Niet iedereen realiseert zich dit, maar de jaarlijkse neerslag van 800 millimeter valt vaak redelijk gelijk verdeeld over het jaar. In de herfst en winter zo’n beetje 400 millimeter en in de lente en zomer ongeveer dezelfde hoeveelheid (in een gemiddeld jaar). Maar in de lente en zomer verdampt er veel meer water. Doordat het warmer is en de zon krachtiger schijnt. En doordat er veel meer begroeiing is. Via de bladeren van planten en bomen verdampt namelijk ook water. Bovendien vraagt de groei van bomen, planten en gewassen ook water. Water dat wordt onttrokken uit de bodem via de wortels.

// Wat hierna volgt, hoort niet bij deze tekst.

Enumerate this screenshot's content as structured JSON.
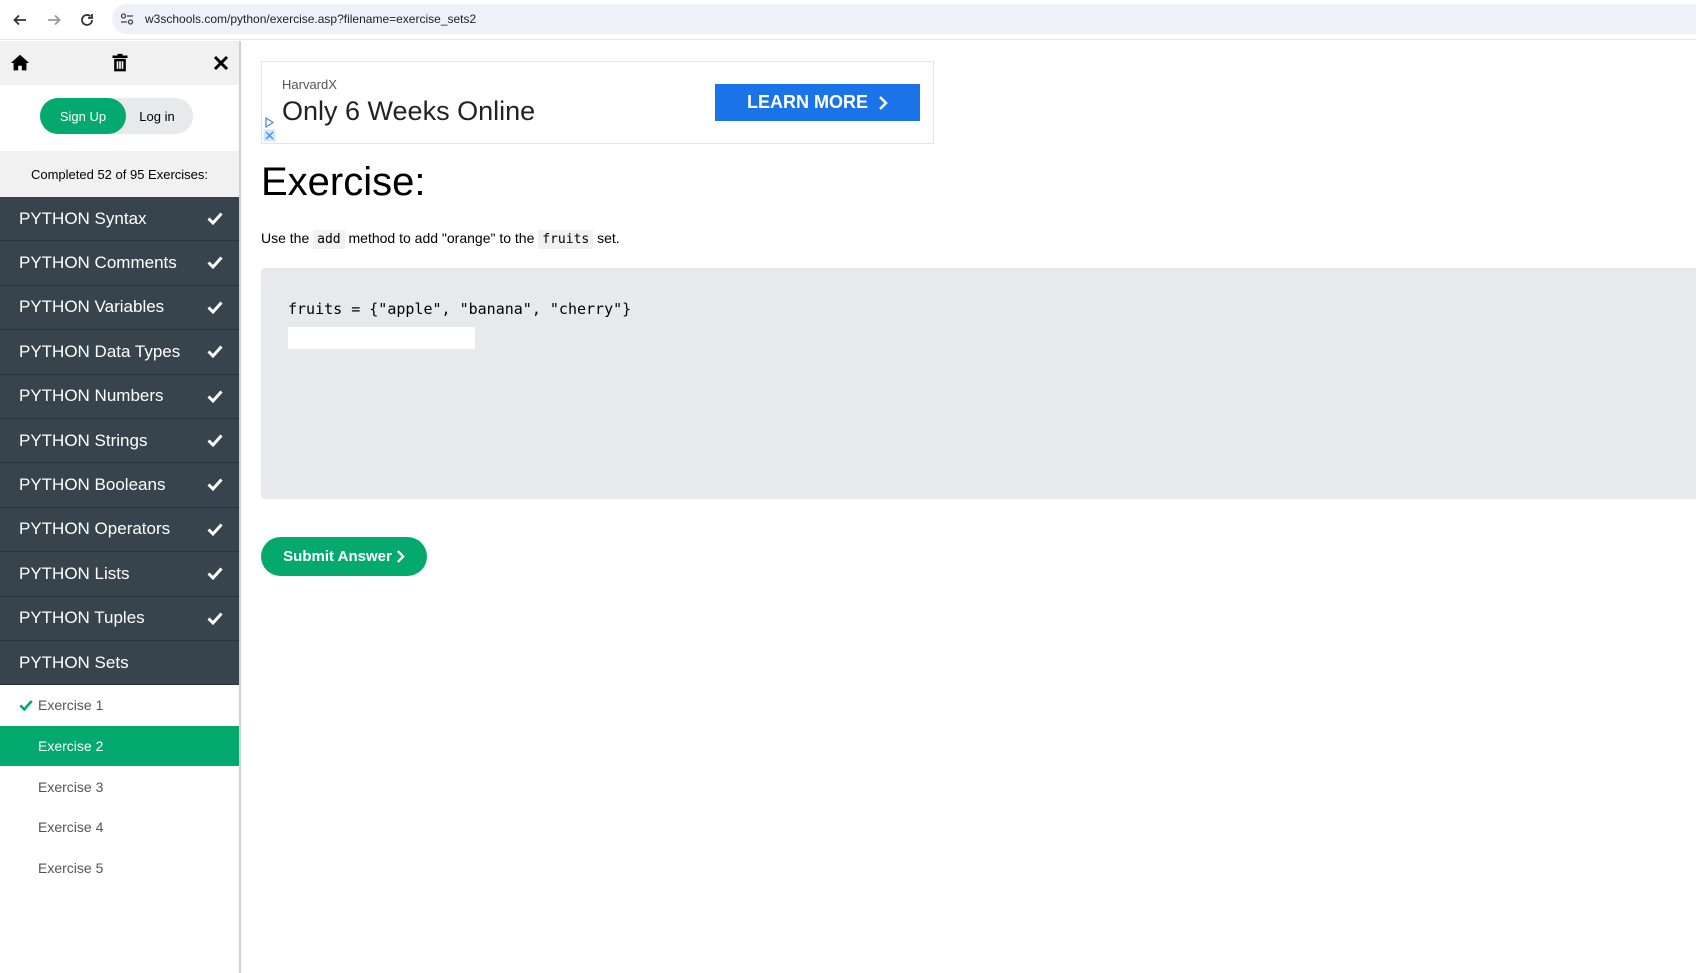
{
  "browser": {
    "url": "w3schools.com/python/exercise.asp?filename=exercise_sets2"
  },
  "sidebar": {
    "signup_label": "Sign Up",
    "login_label": "Log in",
    "progress": "Completed 52 of 95 Exercises:",
    "topics": [
      {
        "label": "PYTHON Syntax",
        "completed": true
      },
      {
        "label": "PYTHON Comments",
        "completed": true
      },
      {
        "label": "PYTHON Variables",
        "completed": true
      },
      {
        "label": "PYTHON Data Types",
        "completed": true
      },
      {
        "label": "PYTHON Numbers",
        "completed": true
      },
      {
        "label": "PYTHON Strings",
        "completed": true
      },
      {
        "label": "PYTHON Booleans",
        "completed": true
      },
      {
        "label": "PYTHON Operators",
        "completed": true
      },
      {
        "label": "PYTHON Lists",
        "completed": true
      },
      {
        "label": "PYTHON Tuples",
        "completed": true
      },
      {
        "label": "PYTHON Sets",
        "completed": false
      }
    ],
    "exercises": [
      {
        "label": "Exercise 1",
        "completed": true,
        "current": false
      },
      {
        "label": "Exercise 2",
        "completed": false,
        "current": true
      },
      {
        "label": "Exercise 3",
        "completed": false,
        "current": false
      },
      {
        "label": "Exercise 4",
        "completed": false,
        "current": false
      },
      {
        "label": "Exercise 5",
        "completed": false,
        "current": false
      }
    ]
  },
  "ad": {
    "brand": "HarvardX",
    "headline": "Only 6 Weeks Online",
    "cta": "LEARN MORE"
  },
  "exercise": {
    "title": "Exercise:",
    "instruction_prefix": "Use the ",
    "instruction_code1": "add",
    "instruction_middle": " method to add \"orange\" to the ",
    "instruction_code2": "fruits",
    "instruction_suffix": " set.",
    "code_line": "fruits = {\"apple\", \"banana\", \"cherry\"}",
    "answer_value": "",
    "submit_label": "Submit Answer"
  },
  "colors": {
    "accent_green": "#04aa6d",
    "sidebar_dark": "#38444d",
    "ad_blue": "#1a73e8"
  }
}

Het verschil tussen de hoeveelheid neerslag die valt en de hoeveelheid water die verdampt, noemen we het neerslagtekort. Hoe groter het neerslagtekort hoe droger het is. In het groeiseizoen (van 1 april tot 1 oktober) verdampt er in een gemiddeld jaar ongeveer 500 millimeter, terwijl er ongeveer 400 millimeter neerslag valt. Oftewel een neerslagtekort van 100 millimeter. In hele droge jaren ontstaan veel grotere neerslagtekorten dan in een gemiddeld jaar. In 2018 bijvoorbeeld 300 millimeter.
Een belangrijke constatering: in herfst en winter valt veel meer neerslag dan het neerslagtekort dat aan het eind van de zomer is ontstaan. Of anders gezegd: het neerslagtekort wordt in de winter normaal gesproken altijd weer aangevuld in de daaropvolgende herfst en winter.
1 millimeter = 1 liter per vierkante meter
Bij neerslag en verdamping gaat het al snel om grote hoeveelheden water. Een rekensommetje leert dat 1 millimeter overeenkomt met 1 liter per vierkante meter. In een gemiddeld jaar verdampt er ongeveer 500 millimeter. Oftewel: 500 liter per vierkante meter (5 miljoen liter per hectare). Of om het nog iets beeldender te maken: dat zijn 50 huishoudemmers van 10 liter, per vierkante meter (500.000 huishoudemmers per hectare).